İlk kilisede tapınma oldukça basitti: İlahiler, dualar, Kutsal Kitap’tan okumalar ve diğer inananlarla paydaşlık.Bütün bunların üstünde, birbirlerine duydukları sevgi ve saygıyla tanınırlardı. Kilise daha kurumsal bir nitelik kazandıkça, bazıları kendilerine makamlar uydurdu ve hatta kiliseden daha önemliymişler gibi kendilerini yücelttiler. Çok geçmeden gelenekler kökleşti ve öğretiler yozlaşmaya başladı. Artık kurtuluş sadece Mesih’e olan imanla değil, kilise geleneklerine olan bağlılıkla ölçülmeye başladı. Tapınmanın merkezinde, inananların birbirlerini ruhsal yönden geliştirmek ve karşılıklı sevgi değil, törenler ve ayinler vardı. Hıristiyanlık siyasal bir güç, kilisenin kendisi de soğuk bir kurum haline geldi. Dinsel bir kurum olmasına rağmen, kendisine bağlı olanlara ruhsal bir yaşam veremez oldu.

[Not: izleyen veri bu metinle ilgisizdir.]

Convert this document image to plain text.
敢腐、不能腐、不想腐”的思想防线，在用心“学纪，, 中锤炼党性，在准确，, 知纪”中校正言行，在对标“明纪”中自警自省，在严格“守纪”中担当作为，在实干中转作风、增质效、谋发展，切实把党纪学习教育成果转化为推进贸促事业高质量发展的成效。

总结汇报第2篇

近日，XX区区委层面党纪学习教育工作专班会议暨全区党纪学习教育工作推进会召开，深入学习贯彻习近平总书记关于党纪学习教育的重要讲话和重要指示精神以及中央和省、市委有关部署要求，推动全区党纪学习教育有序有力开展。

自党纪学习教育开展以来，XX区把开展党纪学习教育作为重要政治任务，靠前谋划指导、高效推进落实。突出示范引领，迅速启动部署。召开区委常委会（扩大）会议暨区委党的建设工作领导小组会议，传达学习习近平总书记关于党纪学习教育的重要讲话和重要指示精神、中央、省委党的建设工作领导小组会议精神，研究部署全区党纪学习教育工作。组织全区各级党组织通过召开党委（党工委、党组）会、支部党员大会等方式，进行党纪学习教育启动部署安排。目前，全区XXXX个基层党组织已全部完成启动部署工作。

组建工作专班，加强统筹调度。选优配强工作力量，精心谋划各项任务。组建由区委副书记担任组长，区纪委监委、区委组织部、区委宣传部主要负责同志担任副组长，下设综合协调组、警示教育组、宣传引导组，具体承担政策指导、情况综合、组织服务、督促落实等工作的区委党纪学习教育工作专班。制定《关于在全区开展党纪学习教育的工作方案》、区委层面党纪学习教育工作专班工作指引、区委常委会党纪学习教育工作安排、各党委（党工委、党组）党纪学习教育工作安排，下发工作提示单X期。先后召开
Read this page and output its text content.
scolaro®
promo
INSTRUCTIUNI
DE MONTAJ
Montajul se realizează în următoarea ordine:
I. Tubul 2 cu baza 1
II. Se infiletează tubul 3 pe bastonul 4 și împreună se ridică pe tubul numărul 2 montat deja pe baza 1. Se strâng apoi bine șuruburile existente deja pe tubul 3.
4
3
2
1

Bu dönem, büyük kilise konseylerine ve İstanbul ile Roma’yı ayıran siyasal gelişmelere zemin hazırladı. Gerçekte Konstantin, dağılmakta olan imparatorluğu birleştirmek için Hıristiyanlığı imparatorluğun dini ilan etmişti. Kilisenin güçlenmesiyle tapınma biçimi de değişti; ayinler daha karmaşık ve resmi bir yapı kazandı. Rahipler sıradan halktan daha önemli, resimler ve büstler tapınılan birer put, Meryem, İsa’dan daha çok yüceltilir oldu. Azizlerin mezarları kutsal yerlere, kiliseler şatafatlı ve ruhsal yönden soğuk binalara dönüştü. Kutsal Kitap’ı yorumlama ayrıcalığı halkın elinden alınıp din önderlerine verildi. Sonuç olarak ilk kilisenin o coşkulu imanı, yavaş yavaş dinin kurumsal ve hiyerarşik yapısına feda edildi.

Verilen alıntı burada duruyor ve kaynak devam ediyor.